Он многого ожидал на новом месте службы. В Южно-Уссурийском крае ранее никому не ведомые офицеры из разночинной молодежи делали головокружительную карьеру. О них знал государь-император, высшие сановники из Государственного совета устраивали приемы и балы в честь этих загорелых офицеров, на полах сюртуков приносящих неведомый, пугающий запах дальних земель и морей. Невельской, Казакевич, Посьет… О них говорили, о них писали. При одном их имени петербургские барышни приходили в полуобморочное состояние и подолгу о чем-то задумчиво молчали. С них рисовали портреты, их изображения оправляли в (медальоны, их имена произносили с тем же благоговением, что и имена бравых героев только что окончившейся войны с горцами. Как тут можно было удержаться… Зачем? Ушло безвозвратно, сгорело без следа прошлое…

Петербург. Конец шестидесятых годов. Тогда многие из его сверстников в безбрежном море государства Российского увидели надвигающуюся волну демократических (Преобразований.
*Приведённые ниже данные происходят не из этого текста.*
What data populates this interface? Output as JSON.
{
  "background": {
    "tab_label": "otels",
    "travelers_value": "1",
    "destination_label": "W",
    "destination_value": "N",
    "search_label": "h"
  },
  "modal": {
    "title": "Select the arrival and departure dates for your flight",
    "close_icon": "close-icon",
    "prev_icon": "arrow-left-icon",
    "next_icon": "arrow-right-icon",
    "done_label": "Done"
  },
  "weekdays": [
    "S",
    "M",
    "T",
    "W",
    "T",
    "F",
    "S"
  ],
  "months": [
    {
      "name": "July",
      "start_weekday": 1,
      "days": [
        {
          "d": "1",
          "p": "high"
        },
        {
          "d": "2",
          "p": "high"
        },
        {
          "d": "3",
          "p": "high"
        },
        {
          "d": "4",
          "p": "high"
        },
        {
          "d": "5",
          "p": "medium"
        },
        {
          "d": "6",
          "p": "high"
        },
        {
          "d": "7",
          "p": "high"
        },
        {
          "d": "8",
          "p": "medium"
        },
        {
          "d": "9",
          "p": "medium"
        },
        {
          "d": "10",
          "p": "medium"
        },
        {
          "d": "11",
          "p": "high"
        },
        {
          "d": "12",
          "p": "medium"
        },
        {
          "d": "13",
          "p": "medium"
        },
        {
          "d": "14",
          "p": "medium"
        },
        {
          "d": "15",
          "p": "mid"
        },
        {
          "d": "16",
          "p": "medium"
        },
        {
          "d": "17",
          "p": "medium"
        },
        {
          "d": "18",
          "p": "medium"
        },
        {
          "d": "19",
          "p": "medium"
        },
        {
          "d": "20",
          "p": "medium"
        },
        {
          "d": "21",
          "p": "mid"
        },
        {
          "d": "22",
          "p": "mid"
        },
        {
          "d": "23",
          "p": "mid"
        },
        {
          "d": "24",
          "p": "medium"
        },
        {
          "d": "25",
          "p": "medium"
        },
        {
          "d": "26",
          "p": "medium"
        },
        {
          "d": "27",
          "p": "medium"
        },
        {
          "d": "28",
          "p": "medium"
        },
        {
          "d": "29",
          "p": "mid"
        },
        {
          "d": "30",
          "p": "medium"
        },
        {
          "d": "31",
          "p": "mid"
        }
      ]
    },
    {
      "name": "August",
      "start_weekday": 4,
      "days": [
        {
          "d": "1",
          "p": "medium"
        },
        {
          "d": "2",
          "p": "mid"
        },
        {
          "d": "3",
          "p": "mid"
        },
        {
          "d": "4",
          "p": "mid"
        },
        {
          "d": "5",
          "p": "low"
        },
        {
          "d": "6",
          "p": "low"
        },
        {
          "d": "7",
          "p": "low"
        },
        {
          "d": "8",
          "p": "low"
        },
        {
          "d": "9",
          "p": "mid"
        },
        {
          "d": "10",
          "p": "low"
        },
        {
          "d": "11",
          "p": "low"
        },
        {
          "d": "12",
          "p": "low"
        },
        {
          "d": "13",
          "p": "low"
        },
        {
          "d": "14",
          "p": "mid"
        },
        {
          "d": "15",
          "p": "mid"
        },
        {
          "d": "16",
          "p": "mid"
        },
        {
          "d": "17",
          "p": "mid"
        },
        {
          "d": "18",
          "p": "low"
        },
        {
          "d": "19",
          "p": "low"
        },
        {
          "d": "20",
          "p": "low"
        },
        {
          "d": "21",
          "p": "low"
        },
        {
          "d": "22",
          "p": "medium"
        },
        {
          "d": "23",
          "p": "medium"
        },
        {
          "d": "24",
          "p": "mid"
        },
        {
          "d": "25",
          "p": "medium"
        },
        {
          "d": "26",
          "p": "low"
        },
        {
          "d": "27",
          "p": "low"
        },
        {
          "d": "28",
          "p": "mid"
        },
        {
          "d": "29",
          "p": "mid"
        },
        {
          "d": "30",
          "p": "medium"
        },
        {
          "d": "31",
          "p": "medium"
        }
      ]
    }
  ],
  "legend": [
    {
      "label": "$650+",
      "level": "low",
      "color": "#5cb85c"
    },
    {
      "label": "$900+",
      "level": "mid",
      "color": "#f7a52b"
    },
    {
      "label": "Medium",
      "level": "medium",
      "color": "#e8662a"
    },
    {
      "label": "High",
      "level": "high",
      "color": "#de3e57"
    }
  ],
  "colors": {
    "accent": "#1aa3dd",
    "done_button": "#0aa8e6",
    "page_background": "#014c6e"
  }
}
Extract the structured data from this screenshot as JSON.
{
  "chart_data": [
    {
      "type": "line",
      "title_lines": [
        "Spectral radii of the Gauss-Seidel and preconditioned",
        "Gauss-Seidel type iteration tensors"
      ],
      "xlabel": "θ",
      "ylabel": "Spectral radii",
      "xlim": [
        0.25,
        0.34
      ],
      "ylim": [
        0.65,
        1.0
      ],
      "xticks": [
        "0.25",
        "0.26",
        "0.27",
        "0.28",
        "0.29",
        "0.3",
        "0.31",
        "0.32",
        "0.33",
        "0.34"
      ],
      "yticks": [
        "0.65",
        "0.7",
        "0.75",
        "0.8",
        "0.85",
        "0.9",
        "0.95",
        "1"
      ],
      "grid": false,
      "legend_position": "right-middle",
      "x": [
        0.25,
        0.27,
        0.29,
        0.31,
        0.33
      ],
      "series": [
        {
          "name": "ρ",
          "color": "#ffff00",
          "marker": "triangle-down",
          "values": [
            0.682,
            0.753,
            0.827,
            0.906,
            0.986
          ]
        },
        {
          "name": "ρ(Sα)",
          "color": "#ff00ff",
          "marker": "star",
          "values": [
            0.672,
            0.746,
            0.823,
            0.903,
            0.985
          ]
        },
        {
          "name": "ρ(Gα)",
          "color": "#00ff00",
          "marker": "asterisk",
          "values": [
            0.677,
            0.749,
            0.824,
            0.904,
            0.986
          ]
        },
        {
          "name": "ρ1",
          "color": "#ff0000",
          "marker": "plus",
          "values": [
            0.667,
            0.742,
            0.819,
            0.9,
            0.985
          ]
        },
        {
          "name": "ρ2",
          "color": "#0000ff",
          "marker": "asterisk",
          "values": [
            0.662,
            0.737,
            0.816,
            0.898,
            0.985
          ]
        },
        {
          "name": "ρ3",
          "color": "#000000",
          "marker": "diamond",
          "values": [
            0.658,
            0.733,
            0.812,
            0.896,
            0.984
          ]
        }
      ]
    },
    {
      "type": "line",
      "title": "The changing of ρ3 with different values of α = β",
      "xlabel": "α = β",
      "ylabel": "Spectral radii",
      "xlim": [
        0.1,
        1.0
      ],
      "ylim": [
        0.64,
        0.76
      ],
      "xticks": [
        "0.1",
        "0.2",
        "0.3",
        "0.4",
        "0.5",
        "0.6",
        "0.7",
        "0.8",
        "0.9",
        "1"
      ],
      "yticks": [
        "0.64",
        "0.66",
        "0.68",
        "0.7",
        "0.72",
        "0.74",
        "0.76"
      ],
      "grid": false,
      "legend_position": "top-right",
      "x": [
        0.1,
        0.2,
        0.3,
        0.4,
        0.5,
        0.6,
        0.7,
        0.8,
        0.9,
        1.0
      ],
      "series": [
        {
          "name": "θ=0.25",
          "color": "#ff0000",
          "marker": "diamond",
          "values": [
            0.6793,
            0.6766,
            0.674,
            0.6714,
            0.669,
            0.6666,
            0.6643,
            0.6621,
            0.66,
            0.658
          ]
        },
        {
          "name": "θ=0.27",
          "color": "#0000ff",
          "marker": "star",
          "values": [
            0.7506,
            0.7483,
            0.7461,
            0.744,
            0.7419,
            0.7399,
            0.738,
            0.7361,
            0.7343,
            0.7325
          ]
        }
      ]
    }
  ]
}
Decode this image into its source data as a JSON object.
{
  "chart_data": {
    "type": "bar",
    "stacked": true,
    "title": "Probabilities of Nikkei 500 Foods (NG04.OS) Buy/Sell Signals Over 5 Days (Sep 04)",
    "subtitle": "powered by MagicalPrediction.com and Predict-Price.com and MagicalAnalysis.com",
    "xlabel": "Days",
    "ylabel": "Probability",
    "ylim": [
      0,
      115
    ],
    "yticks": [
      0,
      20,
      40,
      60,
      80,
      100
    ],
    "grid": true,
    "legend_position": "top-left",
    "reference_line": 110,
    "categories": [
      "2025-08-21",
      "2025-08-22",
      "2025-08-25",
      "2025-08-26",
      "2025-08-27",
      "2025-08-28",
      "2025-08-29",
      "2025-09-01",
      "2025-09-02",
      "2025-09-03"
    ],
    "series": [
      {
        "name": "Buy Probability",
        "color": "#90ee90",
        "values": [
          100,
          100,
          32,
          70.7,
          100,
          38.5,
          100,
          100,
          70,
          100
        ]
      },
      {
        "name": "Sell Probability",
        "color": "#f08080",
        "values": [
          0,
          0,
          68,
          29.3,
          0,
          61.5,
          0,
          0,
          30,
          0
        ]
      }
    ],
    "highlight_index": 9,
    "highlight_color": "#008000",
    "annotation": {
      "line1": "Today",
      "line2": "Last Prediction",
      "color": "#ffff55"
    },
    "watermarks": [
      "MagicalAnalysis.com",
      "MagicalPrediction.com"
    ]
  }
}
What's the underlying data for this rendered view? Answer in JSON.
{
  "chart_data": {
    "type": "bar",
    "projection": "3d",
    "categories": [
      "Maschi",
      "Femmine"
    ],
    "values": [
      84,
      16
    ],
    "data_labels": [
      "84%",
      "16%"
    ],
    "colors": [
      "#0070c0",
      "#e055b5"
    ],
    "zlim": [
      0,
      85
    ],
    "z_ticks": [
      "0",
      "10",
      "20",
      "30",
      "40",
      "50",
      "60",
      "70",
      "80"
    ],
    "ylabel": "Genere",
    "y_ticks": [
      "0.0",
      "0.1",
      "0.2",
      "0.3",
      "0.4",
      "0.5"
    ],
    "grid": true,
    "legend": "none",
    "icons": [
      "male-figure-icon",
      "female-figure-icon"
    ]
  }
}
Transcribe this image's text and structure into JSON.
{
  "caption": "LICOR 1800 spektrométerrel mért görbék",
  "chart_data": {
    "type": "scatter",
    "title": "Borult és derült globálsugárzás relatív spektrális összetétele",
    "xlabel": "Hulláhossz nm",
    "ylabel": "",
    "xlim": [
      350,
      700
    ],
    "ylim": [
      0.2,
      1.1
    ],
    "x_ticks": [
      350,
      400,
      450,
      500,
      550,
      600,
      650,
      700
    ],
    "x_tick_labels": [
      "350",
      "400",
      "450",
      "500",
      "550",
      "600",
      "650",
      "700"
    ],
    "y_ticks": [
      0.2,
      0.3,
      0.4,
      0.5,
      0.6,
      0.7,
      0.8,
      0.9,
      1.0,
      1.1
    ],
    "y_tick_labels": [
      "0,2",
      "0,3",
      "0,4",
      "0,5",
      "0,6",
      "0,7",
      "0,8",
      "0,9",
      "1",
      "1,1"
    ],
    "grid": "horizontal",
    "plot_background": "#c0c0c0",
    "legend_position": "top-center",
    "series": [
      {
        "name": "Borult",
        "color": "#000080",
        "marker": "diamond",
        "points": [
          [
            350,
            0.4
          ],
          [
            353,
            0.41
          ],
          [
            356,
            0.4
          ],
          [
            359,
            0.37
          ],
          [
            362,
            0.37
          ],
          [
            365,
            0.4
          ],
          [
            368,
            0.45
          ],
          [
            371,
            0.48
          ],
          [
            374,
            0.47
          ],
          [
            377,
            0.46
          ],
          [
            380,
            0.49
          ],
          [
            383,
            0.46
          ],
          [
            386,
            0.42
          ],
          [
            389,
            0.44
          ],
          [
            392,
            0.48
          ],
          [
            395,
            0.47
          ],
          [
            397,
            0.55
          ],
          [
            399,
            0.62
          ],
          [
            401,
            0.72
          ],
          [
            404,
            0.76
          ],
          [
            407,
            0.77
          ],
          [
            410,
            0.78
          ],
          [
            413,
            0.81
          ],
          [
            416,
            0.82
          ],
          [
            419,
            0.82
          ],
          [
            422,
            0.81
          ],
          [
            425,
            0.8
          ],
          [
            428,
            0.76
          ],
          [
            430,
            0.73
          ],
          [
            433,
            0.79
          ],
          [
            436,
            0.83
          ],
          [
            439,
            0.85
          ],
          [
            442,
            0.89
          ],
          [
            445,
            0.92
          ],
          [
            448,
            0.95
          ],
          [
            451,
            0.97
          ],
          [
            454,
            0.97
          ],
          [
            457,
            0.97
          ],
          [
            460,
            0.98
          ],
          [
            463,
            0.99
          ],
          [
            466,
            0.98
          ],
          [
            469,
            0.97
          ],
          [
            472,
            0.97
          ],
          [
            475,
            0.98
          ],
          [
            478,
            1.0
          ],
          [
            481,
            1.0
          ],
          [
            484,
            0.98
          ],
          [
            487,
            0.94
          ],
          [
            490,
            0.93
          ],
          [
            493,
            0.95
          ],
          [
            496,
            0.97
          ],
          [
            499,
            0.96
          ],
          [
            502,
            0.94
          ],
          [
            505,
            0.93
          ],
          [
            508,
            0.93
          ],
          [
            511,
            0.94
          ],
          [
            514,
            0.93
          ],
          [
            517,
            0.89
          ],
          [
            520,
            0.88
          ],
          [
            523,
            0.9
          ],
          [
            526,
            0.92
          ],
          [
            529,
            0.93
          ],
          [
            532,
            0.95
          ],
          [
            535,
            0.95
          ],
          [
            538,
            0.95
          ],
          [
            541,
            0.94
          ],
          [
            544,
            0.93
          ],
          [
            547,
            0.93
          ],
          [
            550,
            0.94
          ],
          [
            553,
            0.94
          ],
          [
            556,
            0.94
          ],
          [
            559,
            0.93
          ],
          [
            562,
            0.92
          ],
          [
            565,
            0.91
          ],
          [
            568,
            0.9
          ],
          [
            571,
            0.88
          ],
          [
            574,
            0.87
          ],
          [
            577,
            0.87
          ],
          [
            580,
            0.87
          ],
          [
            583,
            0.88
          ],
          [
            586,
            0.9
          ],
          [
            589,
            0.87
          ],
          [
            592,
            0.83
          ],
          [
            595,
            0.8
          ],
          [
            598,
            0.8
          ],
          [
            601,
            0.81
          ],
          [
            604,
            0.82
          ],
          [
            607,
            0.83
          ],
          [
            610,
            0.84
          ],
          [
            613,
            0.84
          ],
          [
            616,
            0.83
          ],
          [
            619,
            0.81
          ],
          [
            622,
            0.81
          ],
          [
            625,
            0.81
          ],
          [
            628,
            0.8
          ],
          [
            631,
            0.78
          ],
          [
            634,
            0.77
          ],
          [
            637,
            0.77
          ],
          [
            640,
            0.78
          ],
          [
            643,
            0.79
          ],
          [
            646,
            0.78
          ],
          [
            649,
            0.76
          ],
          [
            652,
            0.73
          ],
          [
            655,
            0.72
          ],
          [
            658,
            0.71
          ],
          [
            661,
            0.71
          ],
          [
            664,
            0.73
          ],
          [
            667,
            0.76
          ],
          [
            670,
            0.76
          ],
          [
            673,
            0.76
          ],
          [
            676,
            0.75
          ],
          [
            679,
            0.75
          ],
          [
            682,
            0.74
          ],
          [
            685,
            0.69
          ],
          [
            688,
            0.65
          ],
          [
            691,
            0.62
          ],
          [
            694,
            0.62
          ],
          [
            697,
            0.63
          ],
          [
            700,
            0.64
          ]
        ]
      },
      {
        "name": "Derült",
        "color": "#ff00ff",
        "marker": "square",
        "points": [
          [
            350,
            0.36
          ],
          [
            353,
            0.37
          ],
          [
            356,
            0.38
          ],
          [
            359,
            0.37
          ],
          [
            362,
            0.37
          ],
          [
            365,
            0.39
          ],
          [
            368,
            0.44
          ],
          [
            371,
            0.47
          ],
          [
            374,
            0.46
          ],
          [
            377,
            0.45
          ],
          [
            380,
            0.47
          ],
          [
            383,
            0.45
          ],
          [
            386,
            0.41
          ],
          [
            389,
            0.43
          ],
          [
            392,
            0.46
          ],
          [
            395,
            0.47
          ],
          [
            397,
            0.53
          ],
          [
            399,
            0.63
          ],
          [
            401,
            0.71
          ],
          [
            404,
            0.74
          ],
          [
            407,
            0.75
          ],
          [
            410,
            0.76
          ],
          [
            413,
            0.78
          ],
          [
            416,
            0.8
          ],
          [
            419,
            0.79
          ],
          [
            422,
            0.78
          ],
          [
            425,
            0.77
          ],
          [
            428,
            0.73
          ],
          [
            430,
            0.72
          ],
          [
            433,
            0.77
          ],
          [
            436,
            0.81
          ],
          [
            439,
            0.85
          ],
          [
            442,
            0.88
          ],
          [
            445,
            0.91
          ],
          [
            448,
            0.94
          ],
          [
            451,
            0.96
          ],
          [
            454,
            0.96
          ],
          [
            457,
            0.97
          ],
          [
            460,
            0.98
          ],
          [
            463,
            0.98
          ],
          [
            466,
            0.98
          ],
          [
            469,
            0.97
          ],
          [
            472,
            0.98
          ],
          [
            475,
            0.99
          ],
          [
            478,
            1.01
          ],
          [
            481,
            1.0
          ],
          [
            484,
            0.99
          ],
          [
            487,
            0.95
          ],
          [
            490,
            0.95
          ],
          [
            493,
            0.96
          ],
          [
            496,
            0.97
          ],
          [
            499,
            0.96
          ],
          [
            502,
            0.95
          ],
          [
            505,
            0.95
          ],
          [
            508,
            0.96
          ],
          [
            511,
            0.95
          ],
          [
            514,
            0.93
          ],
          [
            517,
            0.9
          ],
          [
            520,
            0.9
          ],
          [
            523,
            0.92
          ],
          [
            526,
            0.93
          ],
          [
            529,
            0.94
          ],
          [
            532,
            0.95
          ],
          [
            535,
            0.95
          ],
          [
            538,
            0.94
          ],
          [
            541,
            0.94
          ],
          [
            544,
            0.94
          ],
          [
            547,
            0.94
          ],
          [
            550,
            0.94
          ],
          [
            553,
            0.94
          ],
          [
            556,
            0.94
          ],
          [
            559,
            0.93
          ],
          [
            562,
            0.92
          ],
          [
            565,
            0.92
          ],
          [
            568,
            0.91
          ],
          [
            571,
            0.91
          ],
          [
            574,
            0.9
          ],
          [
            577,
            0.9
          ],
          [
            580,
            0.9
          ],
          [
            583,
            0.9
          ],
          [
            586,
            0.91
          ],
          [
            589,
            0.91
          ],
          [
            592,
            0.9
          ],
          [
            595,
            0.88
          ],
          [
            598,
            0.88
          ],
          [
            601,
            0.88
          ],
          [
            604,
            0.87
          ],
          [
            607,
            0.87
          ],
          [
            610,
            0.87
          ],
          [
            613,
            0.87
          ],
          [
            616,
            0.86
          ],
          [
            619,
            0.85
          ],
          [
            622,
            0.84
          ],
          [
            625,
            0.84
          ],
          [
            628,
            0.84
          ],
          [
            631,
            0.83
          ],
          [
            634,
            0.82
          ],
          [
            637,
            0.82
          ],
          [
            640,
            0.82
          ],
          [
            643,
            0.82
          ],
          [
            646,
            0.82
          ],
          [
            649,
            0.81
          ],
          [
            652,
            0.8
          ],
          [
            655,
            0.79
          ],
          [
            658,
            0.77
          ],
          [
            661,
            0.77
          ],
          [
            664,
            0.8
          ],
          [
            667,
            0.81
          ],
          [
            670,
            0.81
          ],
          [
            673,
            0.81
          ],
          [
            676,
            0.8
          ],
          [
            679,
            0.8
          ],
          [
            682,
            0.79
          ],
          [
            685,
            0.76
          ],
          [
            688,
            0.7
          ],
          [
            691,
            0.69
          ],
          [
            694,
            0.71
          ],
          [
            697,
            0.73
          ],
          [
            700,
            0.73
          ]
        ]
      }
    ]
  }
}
В лихорадочные, бессонные ночи им еще слышались выстрелы на Сенатской площади, а рука уже тянулась к своему пистолету, и в сердце, как выстрелы, отзывались слова последней клятвы: «Народ и Расправа!» Колесов оказался среди них. Все его существо противилось тому бесцветному, тошному будущему, которое уготовила ему, сыну священника, жизнь. А на петербургских улицах гремели роскошные кареты, уносившие в снежный мрак прекрасных женщин. В дорогих ресторанах, как в сказочных теремах, вершилось неведомое ему таинство. Золотая, великосветская молодежь, с которой еще вчера он проводил студенческие пирушки, сегодня вершила государственные дела, не узнавая его при встрече. Все это — мимо! Не для него! Никогда! Нет! Жгучая зависть, смертельная обида, чувство обреченности и в то же время неуемное стремление не покориться своей жалкой судьбе привели его в противоправительственную, террористическую организацию «Народная расправа». Не горе и нищета народа плакали в его сердце, не ненавистью народной кричала его душа. Колесов вошел в эту организацию растиньяком из города Клязьмы. Он проиграл. Организация была разгромлена. Многие ее члены брошены в тюрьмы. Колесов отделался легким испугом да недолгими и не слишком мучительными угрызениями совести о выданных им охранке товарищах группы. Этим он заслужил не только прощание: ему были оказаны некоторые знаки внимания, которыми он воспользовался для того, чтобы попасть в таинственный и обещавший так много Южно-Уссурийский край.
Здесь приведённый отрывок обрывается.